2011-10-19 09:14
|
Wiem ,ze to nie dotyczy tematu dziecka itd...ale duzo jest tutaj poruszanych tematow wiec sprobuje...Otuz mamy mozlwiosc wyjechac do Anglii do pracy ,razem z dzieckiem.Chcialabym was zapytac jakie waszym zdaniem sa plusy i minusy zycia w Uk.Jak mieszakcie juz tam kilka lat to jak uwazacie ,nie oplaca sie juz wracac do polski ,czy moze tak tesknicie ,ze nawet te pineiadze nie sa warte?
TAGI
Brak tagów, bądź pierwsza!
Odpowiedzi
Wiadomo można taniej żyć-na pokoju w wielorodzinnym domu tylko,że jak ma się dziecko i przebywa się tu już6 lat to zwyczajnie chce się pomieszkać samemu-jak rodzina ale luksus kosztuje:)
Można dostać pomoc od państwa w postaci benefitów itp ale jak się pracuje to są to grosze,tak,że zrezygnowaliśmy.Opłaca się to gdy jedna osoba pracuje a druga zajmuje się dziećmi ale wiadomo emeryturę też trzeba jakoś wyrobić .
Sumując:żyje się spokojniej jak w PL kosztem rozłąki z rodziną i przyjaciółmi ale lepiej nie nastawiać się na wielkie kokosy....lepiej z czasem się mile zaskoczyć niż rozczarować...Dodam jeszcze,że moja poprzedniczka ma racje-koszt utrzymania dziecka jest wiele tańszy jak w PL,chociaż ja za te same zakupy co ona zapłaciła bym więcej...:)
od nowego roku troche sie tutaj pozmienialo sie nie jest juz rozowo ale nadal to lepiej niz w pl ludzie milsi na wszytsko jest czas i praca nie meczy :P
kluseczka skad jestes ze szkocji?:)
Inverness a podobno tutaj najdrożej ja za mieszkanie 2 pokoje 2 łazienki płace 620 i w mieszkaniu była tylko kuchnia umeblowana
A co do walki o podwyżkę...to można pomarzyć.Próbowaliśmy i odp dyrektora dała nam do zrozumienia,że nie ma ludzi nie zastąpionych i jak nie my to inni:)Chciałam szukać innej pracy ale w tej trzyma mnie jedynie fakt,że kontrakt mam zagwarantowany na 15 lat no i każdy weekend wolny,co ma ogromne znaczenie gdy ma się dziecko.

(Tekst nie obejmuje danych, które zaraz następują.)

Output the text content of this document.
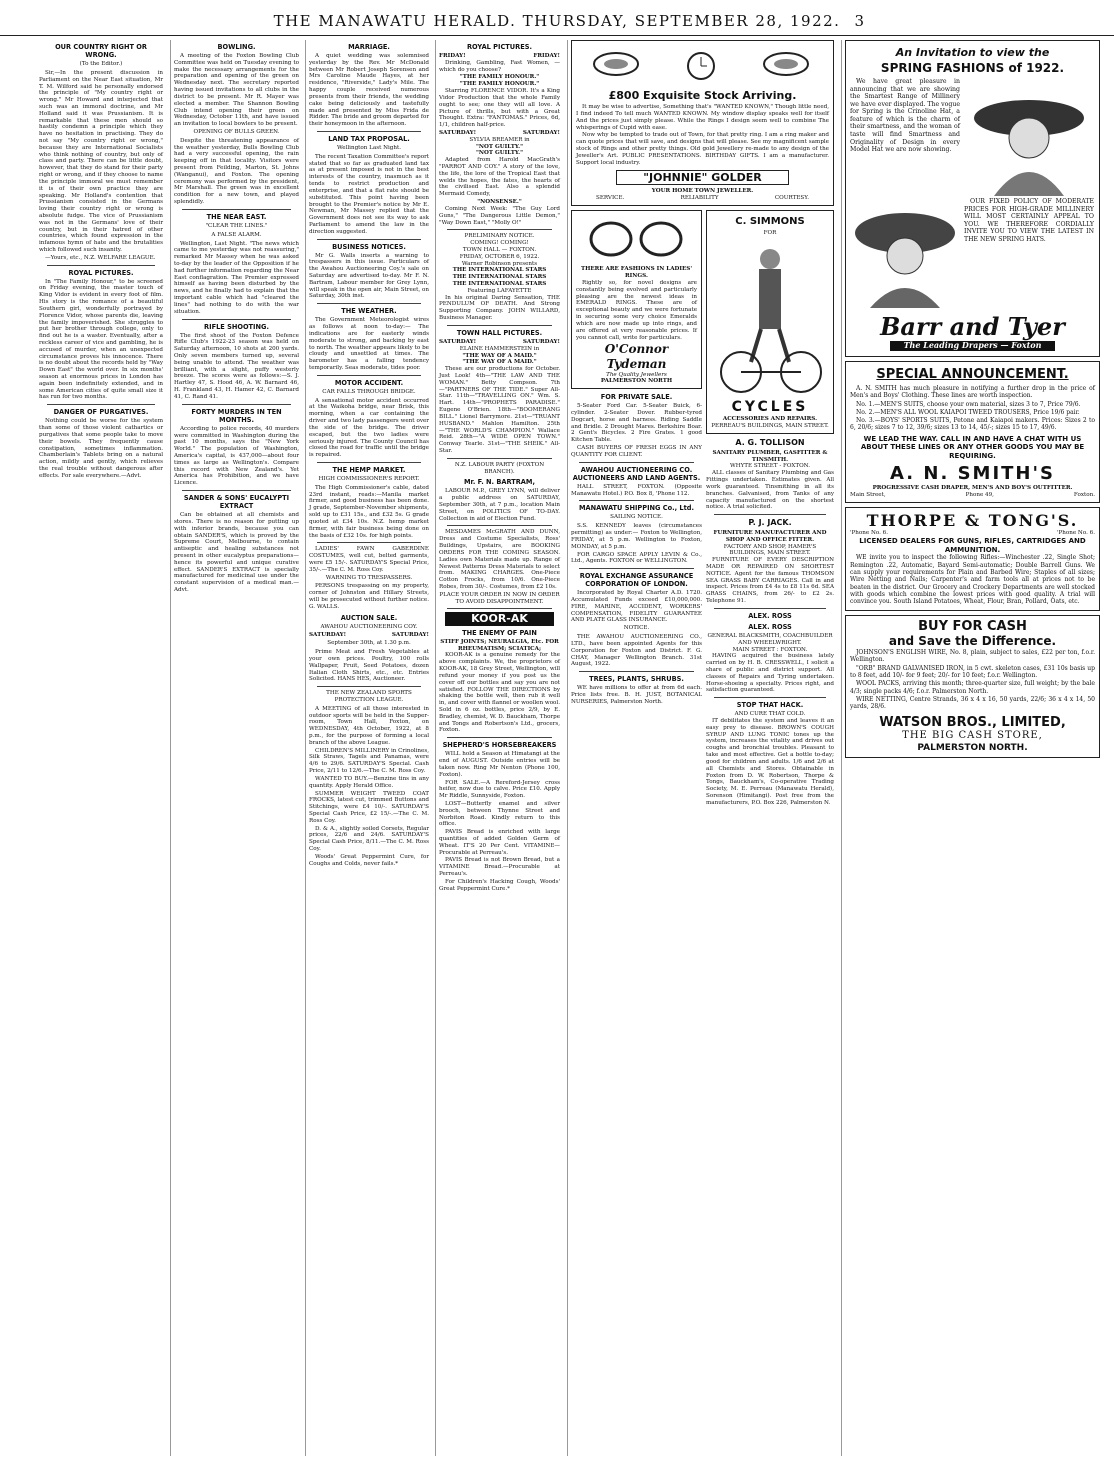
THE MANAWATU HERALD. THURSDAY, SEPTEMBER 28, 1922. 3
OUR COUNTRY RIGHT OR WRONG.
(To the Editor.)

Sir,—In the present discussion in Parliament on the Near East situation, Mr T. M. Wilford said he personally endorsed the principle of "My country right or wrong." Mr Howard and interjected that such was an immoral doctrine, and Mr Holland said it was Prussianism. It is remarkable that these men should so hastily condemn a principle which they have no hesitation in practising. They do not say "My country right or wrong," because they are International Socialists who think nothing of country, but only of class and party. There can be little doubt, however, that they do stand for their party right or wrong, and if they choose to name the principle immoral we must remember it is of their own practice they are speaking. Mr Holland's contention that Prussianism consisted in the Germans loving their country right or wrong is absolute fudge. The vice of Prussianism was not in the Germans' love of their country, but in their hatred of other countries, which found expression in the infamous hymn of hate and the brutalities which followed such insanity.

—Yours, etc., N.Z. WELFARE LEAGUE.

ROYAL PICTURES.

In "The Family Honour," to be screened on Friday evening, the master touch of King Vidor is evident in every foot of film. His story is the romance of a beautiful Southern girl, wonderfully portrayed by Florence Vidor, whose parents die, leaving the family impoverished. She struggles to put her brother through college, only to find out he is a waster. Eventually, after a reckless career of vice and gambling, he is accused of murder, when an unexpected circumstance proves his innocence. There is no doubt about the records held by "Way Down East" the world over. In six months' season at enormous prices in London has again been indefinitely extended, and in some American cities of quite small size it has run for two months.

DANGER OF PURGATIVES.

Nothing could be worse for the system than some of those violent cathartics or purgatives that some people take to move their bowels. They frequently cause constipation, sometimes inflammation. Chamberlain's Tablets bring on a natural action, mildly and gently, which relieves the real trouble without dangerous after effects. For sale everywhere.—Advt.

BOWLING.

A meeting of the Foxton Bowling Club Committee was held on Tuesday evening to make the necessary arrangements for the preparation and opening of the green on Wednesday next. The secretary reported having issued invitations to all clubs in the district to be present. Mr R. Mayer was elected a member. The Shannon Bowling Club intend opening their green on Wednesday, October 11th, and have issued an invitation to local bowlers to be present.

OPENING OF BULLS GREEN.

Despite the threatening appearance of the weather yesterday, Bulls Bowling Club had a very successful opening, the rain keeping off in that locality. Visitors were present from Feilding, Marton, St. Johns (Wanganui), and Foxton. The opening ceremony was performed by the president, Mr Marshall. The green was in excellent condition for a new town, and played splendidly.

THE NEAR EAST.
"CLEAR THE LINES."
A FALSE ALARM.

Wellington, Last Night. "The news which came to me yesterday was not reassuring," remarked Mr Massey when he was asked to-day by the leader of the Opposition if he had further information regarding the Near East conflagration. The Premier expressed himself as having been disturbed by the news, and he finally had to explain that the important cable which had "cleared the lines" had nothing to do with the war situation.

RIFLE SHOOTING.

The first shoot of the Foxton Defence Rifle Club's 1922-23 season was held on Saturday afternoon, 10 shots at 200 yards. Only seven members turned up, several being unable to attend. The weather was brilliant, with a slight, puffy westerly breeze. The scores were as follows:—S. J. Hartley 47, S. Hood 46, A. W. Barnard 46, H. Frankland 43, H. Hamer 42, C. Barnard 41, C. Rand 41.

FORTY MURDERS IN TEN MONTHS.

According to police records, 40 murders were committed in Washington during the past 10 months, says the "New York World." The population of Washington, America's capital, is 437,000—about four times as large as Wellington's. Compare this record with New Zealand's. Yet America has Prohibition, and we have Licence.

SANDER & SONS' EUCALYPTI EXTRACT

Can be obtained at all chemists and stores. There is no reason for putting up with inferior brands, because you can obtain SANDER'S, which is proved by the Supreme Court, Melbourne, to contain antiseptic and healing substances not present in other eucalyptus preparations—hence its powerful and unique curative effect. SANDER'S EXTRACT is specially manufactured for medicinal use under the constant supervision of a medical man.—Advt.

MARRIAGE.

A quiet wedding was solemnised yesterday by the Rev. Mr McDonald between Mr Robert Joseph Sorensen and Mrs Caroline Maude Hayes, at her residence, "Riverside," Lady's Mile. The happy couple received numerous presents from their friends, the wedding cake being deliciously and tastefully made and presented by Miss Frida de Ridder. The bride and groom departed for their honeymoon in the afternoon.

LAND TAX PROPOSAL.
Wellington Last Night.

The recent Taxation Committee's report stated that so far as graduated land tax as at present imposed is not in the best interests of the country, inasmuch as it tends to restrict production and enterprise, and that a flat rate should be substituted. This point having been brought to the Premier's notice by Mr E. Newman, Mr Massey replied that the Government does not see its way to ask Parliament to amend the law in the direction suggested.

BUSINESS NOTICES.

Mr G. Walls inserts a warning to trespassers in this issue. Particulars of the Awahou Auctioneering Coy.'s sale on Saturday are advertised to-day. Mr F. N. Bartram, Labour member for Grey Lynn, will speak in the open air, Main Street, on Saturday, 30th inst.

THE WEATHER.

The Government Meteorologist wires as follows at noon to-day:— The indications are for easterly winds moderate to strong, and backing by east to north. The weather appears likely to be cloudy and unsettled at times. The barometer has a falling tendency temporarily. Seas moderate, tides poor.

MOTOR ACCIDENT.
CAR FALLS THROUGH BRIDGE.

A sensational motor accident occurred at the Waikoha bridge, near Brisk, this morning, when a car containing the driver and two lady passengers went over the side of the bridge. The driver escaped, but the two ladies were seriously injured. The County Council has closed the road for traffic until the bridge is repaired.

THE HEMP MARKET.
HIGH COMMISSIONER'S REPORT.

The High Commissioner's cable, dated 23rd instant, reads:—Manila market firmer, and good business has been done. J grade, September-November shipments, sold up to £31 15s., and £32 5s. G grade quoted at £34 10s. N.Z. hemp market firmer, with fair business being done on the basis of £32 10s. for high points.

LADIES' FAWN GABERDINE COSTUMES, well cut, belted garments, were £5 15/-. SATURDAY'S Special Price, 35/-.—The C. M. Ross Coy.

WARNING TO TRESPASSERS.

PERSONS trespassing on my property, corner of Johnston and Hillary Streets, will be prosecuted without further notice. G. WALLS.

AUCTION SALE.
AWAHOU AUCTIONEERING COY.
SATURDAY!	SATURDAY!
September 30th, at 1.30 p.m.

Prime Meat and Fresh Vegetables at your own prices. Poultry, 100 rolls Wallpaper, Fruit, Seed Potatoes, dozen Italian Cloth Shirts, etc., etc. Entries Solicited. HANS HES, Auctioneer.

THE NEW ZEALAND SPORTS PROTECTION LEAGUE.

A MEETING of all those interested in outdoor sports will be held in the Supper-room, Town Hall, Foxton, on WEDNESDAY, 4th October, 1922, at 8 p.m., for the purpose of forming a local branch of the above League.

CHILDREN'S MILLINERY in Crinolines, Silk Straws, Tagels and Panamas, were 4/6 to 29/6. SATURDAY'S Special. Cash Price, 2/11 to 12/6.—The C. M. Ross Coy.

WANTED TO BUY.—Benzine tins in any quantity. Apply Herald Office.

SUMMER WEIGHT TWEED COAT FROCKS, latest cut, trimmed Buttons and Stitchings, were £4 10/-. SATURDAY'S Special Cash Price, £2 15/-.—The C. M. Ross Coy.

D. & A., slightly soiled Corsets, Regular prices, 22/6 and 24/6. SATURDAY'S Special Cash Price, 8/11.—The C. M. Ross Coy.

Woods' Great Peppermint Cure, for Coughs and Colds, never fails.*

ROYAL PICTURES.
FRIDAY!	FRIDAY!

Drinking, Gambling, Fast Women, —which do you choose?

"THE FAMILY HONOUR."
"THE FAMILY HONOUR."

Starring FLORENCE VIDOR. It's a King Vidor Production that the whole Family ought to see; one they will all love. A Picture of thrills, but with a Great Thought. Extra: "FANTOMAS." Prices, 6d, 1/1, children half-price.

SATURDAY!	SATURDAY!
SYLVIA BREAMER in
"NOT GUILTY."
"NOT GUILTY."

Adapted from Harold MacGrath's "PARROT AND COY." A story of the love, the life, the lore of the Tropical East that welds the hopes, the fates, the hearts of the civilised East. Also a splendid Mermaid Comedy,

"NONSENSE."

Coming Next Week: "The Guy Lord Guns," "The Dangerous Little Demon," "Way Down East," "Molly O!"

PRELIMINARY NOTICE.
COMING! COMING!
TOWN HALL — FOXTON.
FRIDAY, OCTOBER 6, 1922.
Warner Robinson presents
THE INTERNATIONAL STARS
THE INTERNATIONAL STARS
THE INTERNATIONAL STARS
Featuring LAFAYETTE

In his original Daring Sensation, THE PENDULUM OF DEATH. And Strong Supporting Company. JOHN WILLARD, Business Manager.

TOWN HALL PICTURES.
SATURDAY!	SATURDAY!
ELAINE HAMMERSTEIN in
"THE WAY OF A MAID."
"THE WAY OF A MAID."

These are our productions for October. Just Look! 4th—"THE LAW AND THE WOMAN." Betty Compson. 7th—"PARTNERS OF THE TIDE." Super All-Star. 11th—"TRAVELLING ON." Wm. S. Hart. 14th—"PROPHETS PARADISE." Eugene O'Brien. 18th—"BOOMERANG BILL." Lionel Barrymore. 21st—"TRUANT HUSBAND." Mahlon Hamilton. 25th—"THE WORLD'S CHAMPION." Wallace Reid. 28th—"A WIDE OPEN TOWN." Conway Tearle. 31st—"THE SHEIK." All-Star.

N.Z. LABOUR PARTY (FOXTON BRANCH).
Mr. F. N. BARTRAM,

LABOUR M.P., GREY LYNN, will deliver a public address on SATURDAY, September 30th, at 7 p.m., location Main Street, on POLITICS OF TO-DAY. Collection in aid of Election Fund.

MESDAMES McGRATH AND DUNN, Dress and Costume Specialists, Ross' Buildings, Upstairs, are BOOKING ORDERS FOR THE COMING SEASON. Ladies own Materials made up. Range of Newest Patterns Dress Materials to select from. MAKING CHARGES. One-Piece Cotton Frocks, from 10/6. One-Piece Robes, from 30/-. Costumes, from £2 10s.

PLACE YOUR ORDER IN NOW IN ORDER TO AVOID DISAPPOINTMENT.
KOOR-AK
THE ENEMY OF PAIN
STIFF JOINTS; NEURALGIA, Etc. FOR RHEUMATISM; SCIATICA;

KOOR-AK is a genuine remedy for the above complaints. We, the proprietors of KOOR-AK, 18 Grey Street, Wellington, will refund your money if you post us the cover off our bottles and say you are not satisfied. FOLLOW THE DIRECTIONS by shaking the bottle well, then rub it well in, and cover with flannel or woollen wool. Sold in 6 oz. bottles, price 2/9, by E. Bradley, chemist, W. D. Bauckham, Thorpe and Tongs and Robertson's Ltd., grocers, Foxton.

SHEPHERD'S HORSEBREAKERS

WILL hold a Season at Himatangi at the end of AUGUST. Outside entries will be taken now. Ring Mr Nenton (Phone 100, Foxton).

FOR SALE.—A Rereford-Jersey cross heifer, now due to calve. Price £10. Apply Mr Riddle, Sunnyside, Foxton.

LOST—Butterfly enamel and silver brooch, between Thynne Street and Norbiton Road. Kindly return to this office.

PAVIS Bread is enriched with large quantities of added Golden Germ of Wheat. IT'S 20 Per Cent. VITAMINE—Procurable at Perreau's.

PAVIS Bread is not Brown Bread, but a VITAMINE Bread.—Procurable at Perreau's.

For Children's Hacking Cough, Woods' Great Peppermint Cure.*

£800 Exquisite Stock Arriving.

It may be wise to advertise, Something that's "WANTED KNOWN," Though little need, I find indeed To tell much WANTED KNOWN. My window display speaks well for itself And the prices just simply please. While the Rings I design seem well to combine The whisperings of Cupid with ease.

Now why be tempted to trade out of Town, for that pretty ring. I am a ring maker and can quote prices that will save, and designs that will please. See my magnificent sample stock of Rings and other pretty things. Old gold Jewellery re-made to any design of the Jeweller's Art. PUBLIC PRESENTATIONS. BIRTHDAY GIFTS. I am a manufacturer. Support local industry.

"JOHNNIE" GOLDER
YOUR HOME TOWN JEWELLER.
SERVICE.	RELIABILITY	COURTESY.
THERE ARE FASHIONS IN LADIES' RINGS.

Rightly so, for novel designs are constantly being evolved and particularly pleasing are the newest ideas in EMERALD RINGS. These are of exceptional beauty and we were fortunate in securing some very choice Emeralds which are now made up into rings, and are offered at very reasonable prices. If you cannot call, write for particulars.

O'Connor
Tydeman
The Quality Jewellers
PALMERSTON NORTH
FOR PRIVATE SALE.

5-Seater Ford Car. 5-Seater Buick, 6-cylinder. 2-Seater Dover. Rubber-tyred Dogcart, horse and harness. Riding Saddle and Bridle. 2 Drought Mares. Berkshire Boar. 2 Gent's Bicycles. 2 Fire Grates. 1 good Kitchen Table.

CASH BUYERS OF FRESH EGGS IN ANY QUANTITY FOR CLIENT.

AWAHOU AUCTIONEERING CO. AUCTIONEERS AND LAND AGENTS.

HALL STREET, FOXTON. (Opposite Manawatu Hotel.) P.O. Box 8, 'Phone 112.

MANAWATU SHIPPING Co., Ltd.
SAILING NOTICE.

S.S. KENNEDY leaves (circumstances permitting) as under:— Foxton to Wellington, FRIDAY, at 5 p.m. Wellington to Foxton, MONDAY, at 5 p.m.

FOR CARGO SPACE APPLY LEVIN & Co., Ltd., Agents. FOXTON or WELLINGTON.

ROYAL EXCHANGE ASSURANCE CORPORATION OF LONDON.

Incorporated by Royal Charter A.D. 1720. Accumulated Funds exceed £10,000,000. FIRE, MARINE, ACCIDENT, WORKERS' COMPENSATION, FIDELITY GUARANTEE AND PLATE GLASS INSURANCE.

NOTICE.

THE AWAHOU AUCTIONEERING CO., LTD., have been appointed Agents for this Corporation for Foxton and District. F. G. CHAY, Manager Wellington Branch. 31st August, 1922.

TREES, PLANTS, SHRUBS.

WE have millions to offer at from 6d each. Price lists free. B. H. JUST, BOTANICAL NURSERIES, Palmerston North.

C. SIMMONS
FOR
CYCLES
ACCESSORIES AND REPAIRS.
PERREAU'S BUILDINGS, MAIN STREET.
A. G. TOLLISON
SANITARY PLUMBER, GASFITTER & TINSMITH.
WHYTE STREET - FOXTON.

ALL classes of Sanitary Plumbing and Gas Fittings undertaken. Estimates given. All work guaranteed. Tinsmithing in all its branches. Galvanised, from Tanks of any capacity manufactured on the shortest notice. A trial solicited.

P. J. JACK.
FURNITURE MANUFACTURER AND SHOP AND OFFICE FITTER.
FACTORY AND SHOP, HAMER'S BUILDINGS, MAIN STREET.

FURNITURE OF EVERY DESCRIPTION MADE OR REPAIRED ON SHORTEST NOTICE. Agent for the famous THOMSON SEA GRASS BABY CARRIAGES. Call in and inspect. Prices from £4 4s to £8 11s 6d. SEA GRASS CHAINS, from 26/- to £2 2s. Telephone 91.

ALEX. ROSS
ALEX. ROSS
GENERAL BLACKSMITH, COACHBUILDER AND WHEELWRIGHT.
MAIN STREET : FOXTON.

HAVING acquired the business lately carried on by H. B. CRESSWELL, I solicit a share of public and district support. All classes of Repairs and Tyring undertaken. Horse-shoeing a specialty. Prices right, and satisfaction guaranteed.

STOP THAT HACK.
AND CURE THAT COLD.

IT debilitates the system and leaves it an easy prey to disease. BROWN'S COUGH SYRUP AND LUNG TONIC tones up the system, increases the vitality and drives out coughs and bronchial troubles. Pleasant to take and most effective. Get a bottle to-day; good for children and adults. 1/6 and 2/6 at all Chemists and Stores. Obtainable in Foxton from D. W. Robertson, Thorpe & Tongs, Bauckham's, Co-operative Trading Society, M. E. Perreau (Manawatu Herald), Sorenson (Himitangi). Post free from the manufacturers, P.O. Box 226, Palmerston N.

An Invitation to view the
SPRING FASHIONS of 1922.

We have great pleasure in announcing that we are showing the Smartest Range of Millinery we have ever displayed. The vogue for Spring is the Crinoline Hat, a feature of which is the charm of their smartness, and the woman of taste will find Smartness and Originality of Design in every Model Hat we are now showing.

OUR FIXED POLICY OF MODERATE PRICES FOR HIGH-GRADE MILLINERY WILL MOST CERTAINLY APPEAL TO YOU. WE THEREFORE CORDIALLY INVITE YOU TO VIEW THE LATEST IN THE NEW SPRING HATS.

Barr and Tyer
The Leading Drapers — Foxton
SPECIAL ANNOUNCEMENT.

A. N. SMITH has much pleasure in notifying a further drop in the price of Men's and Boys' Clothing. These lines are worth inspection.

No. 1.—MEN'S SUITS, choose your own material, sizes 3 to 7, Price 79/6.

No. 2.—MEN'S ALL WOOL KAIAPOI TWEED TROUSERS, Price 19/6 pair.

No. 3.—BOYS' SPORTS SUITS, Petone and Kaiapoi makers. Prices: Sizes 2 to 6, 20/6; sizes 7 to 12, 39/6; sizes 13 to 14, 45/-; sizes 15 to 17, 49/6.

WE LEAD THE WAY. CALL IN AND HAVE A CHAT WITH US ABOUT THESE LINES OR ANY OTHER GOODS YOU MAY BE REQUIRING.
A. N. SMITH'S
PROGRESSIVE CASH DRAPER, MEN'S AND BOY'S OUTFITTER.
Main Street,	Phone 49,	Foxton.
THORPE & TONG'S.
'Phone No. 6.	'Phone No. 6.
LICENSED DEALERS FOR GUNS, RIFLES, CARTRIDGES AND AMMUNITION.

WE invite you to inspect the following Rifles:—Winchester .22, Single Shot; Remington .22, Automatic, Bayard Semi-automatic; Double Barrell Guns. We can supply your requirements for Plain and Barbed Wire; Staples of all sizes; Wire Netting and Nails; Carpenter's and farm tools all at prices not to be beaten in the district. Our Grocery and Crockery Departments are well stocked with goods which combine the lowest prices with good quality. A trial will convince you. South Island Potatoes, Wheat, Flour, Bran, Pollard, Oats, etc.

BUY FOR CASH
and Save the Difference.

JOHNSON'S ENGLISH WIRE, No. 8, plain, subject to sales, £22 per ton, f.o.r. Wellington.

"ORB" BRAND GALVANISED IRON, in 5 cwt. skeleton cases, £31 10s basis up to 8 feet, add 10/- for 9 feet; 20/- for 10 feet; f.o.r. Wellington.

WOOL PACKS, arriving this month; three-quarter size, full weight; by the bale 4/3; single packs 4/6; f.o.r. Palmerston North.

WIRE NETTING, Centre Strands, 36 x 4 x 16, 50 yards, 22/6; 36 x 4 x 14, 50 yards, 28/6.

WATSON BROS., LIMITED,
THE BIG CASH STORE,
PALMERSTON NORTH.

widzicie dziewczyny...czym bliżej Londynu-tym drożej:)Moje mieszkanie też było nieumeblowane:)
A co do walki o podwyżkę...to można pomarzyć.Próbowaliśmy i odp dyrektora dała nam do zrozumienia,że nie ma ludzi nie zastąpionych i jak nie my to inni:)Chciałam szukać innej pracy ale w tej trzyma mnie jedynie fakt,że kontrakt mam zagwarantowany na 15 lat no i każdy weekend wolny,co ma ogromne znaczenie gdy ma się dziecko.
A co dokladnie robisz? Chyba robimy w tej samej branzy, ja w Fordzie;)

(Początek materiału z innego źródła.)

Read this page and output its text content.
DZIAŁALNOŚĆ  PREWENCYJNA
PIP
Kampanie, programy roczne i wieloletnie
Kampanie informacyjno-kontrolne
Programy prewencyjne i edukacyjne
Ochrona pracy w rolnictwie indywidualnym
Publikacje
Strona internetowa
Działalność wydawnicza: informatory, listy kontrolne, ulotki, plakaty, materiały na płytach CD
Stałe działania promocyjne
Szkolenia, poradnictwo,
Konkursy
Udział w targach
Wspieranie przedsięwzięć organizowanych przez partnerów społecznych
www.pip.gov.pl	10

A co do walki o podwyżkę...to można pomarzyć.Próbowaliśmy i odp dyrektora dała nam do zrozumienia,że nie ma ludzi nie zastąpionych i jak nie my to inni:)Chciałam szukać innej pracy ale w tej trzyma mnie jedynie fakt,że kontrakt mam zagwarantowany na 15 lat no i każdy weekend wolny,co ma ogromne znaczenie gdy ma się dziecko.